A new real-world study is raising important questions about whether some patients with advanced bladder cancer may benefit from adding local treatment, such as surgery or radiation, after responding to systemic therapy with enfortumab vedotin (EV) and pembrolizumab (pembro).
While the findings are early and not yet practice-changing, they highlight a growing area of interest in bladder cancer care: whether treating the original bladder tumor after immunotherapy and targeted therapy could help certain patients live longer.
What is enfortumab vedotin plus pembrolizumab?
Enfortumab vedotin plus pembrolizumab (EV + P) is now considered a standard first-line treatment for many people with locally advanced or metastatic urothelial cancer, the most common type of bladder cancer.

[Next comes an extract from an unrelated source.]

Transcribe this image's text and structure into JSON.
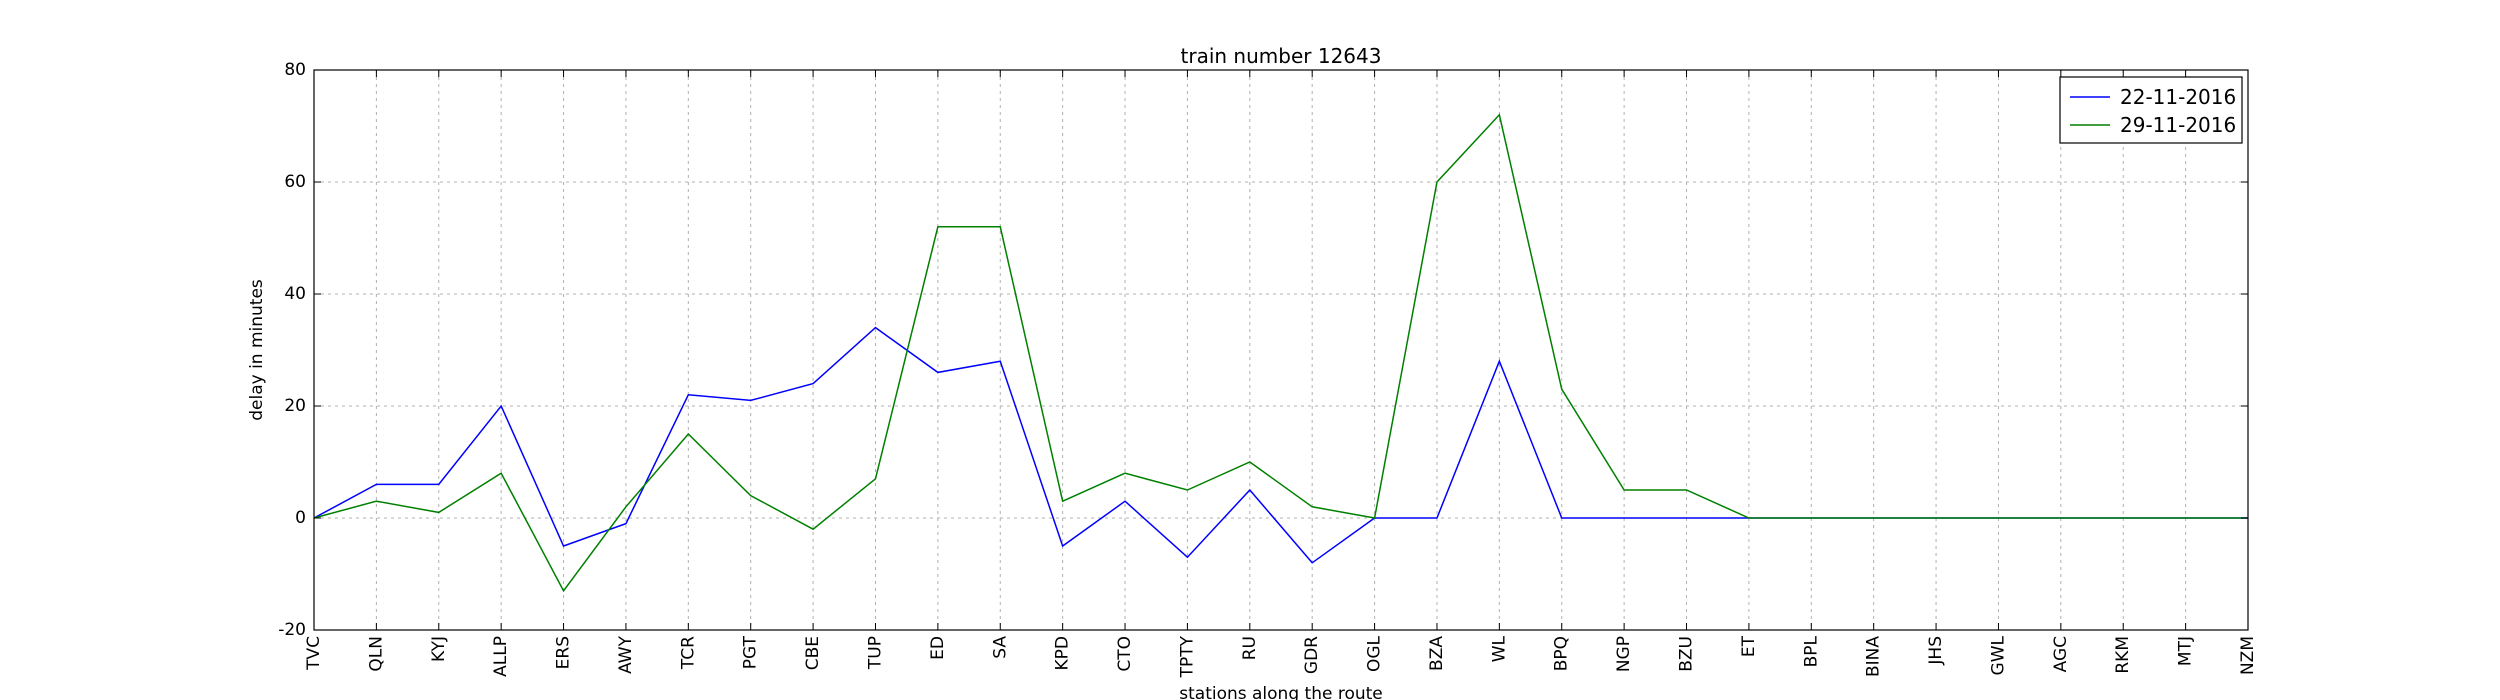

This combination became a new standard after the landmark EV-302 trial showed it helped patients live longer compared with older chemotherapy approaches.
Doctors are still trying to understand an important next question: after a patient responds well to EV + P, should doctors also treat the bladder directly with surgery or radiation?
What did the new study find?
Researchers analyzed records from 459 patients with locally advanced or metastatic bladder cancer who received EV + P between 2019 and early 2025.
The average patient age was 73, and nearly 69% were male.
Researchers found that only 23.5% of patients went on to receive some type of bladder-directed local therapy after starting EV + P. These local treatments included:
- External beam radiation therapy (EBRT)
- Radical cystectomy (surgical removal of the bladder)
- Transurethral resection of bladder tumor (TURBT), a procedure used to remove bladder tumors through the urethra
Most local treatments happened within the first six months after starting systemic therapy.
Which treatment appeared to have the best outcomes?
Among the different local therapies studied, radical cystectomy appeared to be associated with the longest survival.
Patients who underwent cystectomy had not yet reached a median overall survival at the time of analysis, with several patients still alive beyond 600 days. By comparison:
- Patients who received no local therapy had a median overall survival of 204 days
- Patients who underwent TURBT had a median overall survival of 316 days
- Patients who received radiation therapy had a median overall survival of 217 days
Researchers stressed that these findings don’t prove surgery itself caused better survival.
Patients healthy enough to undergo surgery may already have had more favorable disease characteristics, better responses to treatment, or fewer metastatic sites. This is known as “selection bias,” and it is a major limitation of retrospective studies like this one.
Why are doctors being cautious about these findings?
Although the results are encouraging, experts emphasize that this study was retrospective, meaning researchers looked back at existing medical records rather than testing a treatment strategy in a controlled clinical trial.
Because of that, the study cannot definitively show that local therapy improves survival.
The analysis also had several limitations, including:
- Short follow-up time
- Missing clinical details
- Potential selection bias
- Use of overall survival rather than cancer-specific survival
- The possibility that healthier patients were more likely to receive surgery
Dr. Betty Wang, the study’s first author, said the findings should be considered “hypothesis-generating rather than practice-changing.”
Outside experts echoed that caution. Stronger prospective data is still needed before aggressive approaches like radical cystectomy become standard for patients who initially present with metastatic disease.
What does this mean for patients?
For patients responding well to EV + P, this study suggests there may be value in discussing whether additional local therapy could play a role in their treatment plan.
However, these decisions are highly individualized. Factors that may influence whether local therapy is considered include:
- How well the cancer responded to systemic treatment
- The location and extent of metastatic disease
- Overall health and surgical fitness
- Whether metastatic tumors can also be treated or controlled
- Patient goals and preferences
This is why multidisciplinary care is especially important. Medical oncologists, urologic oncologists, radiation oncologists, and surgeons may all help determine the best approach for a specific patient.
Clinical trials are already exploring this question
Several ongoing studies are trying to better define the role of local therapy after EV-pembro.
These include:
- EV-ECLIPSE trial, which is studying whether EV + P can shrink tumors before surgery
- CONSOLIdATE-1 study, which is evaluating radical cystectomy after response to EV-based treatment in selected patients with advanced disease
Researchers are also interested in using biomarkers like circulating tumor DNA (ctDNA) to help identify which patients may benefit most from consolidative therapy in the future.
The bottom line
This study highlights a growing interest in combining systemic therapy with local treatment for advanced bladder cancer. While only a minority of patients currently receive bladder-directed therapy after EV + P, those who underwent cystectomy appeared to have longer survival in this analysis.
Still, experts caution that these results should not yet change standard practice. More prospective clinical trials are needed to determine whether surgery or radiation truly improves outcomes after EV + P and which patients are most likely to benefit.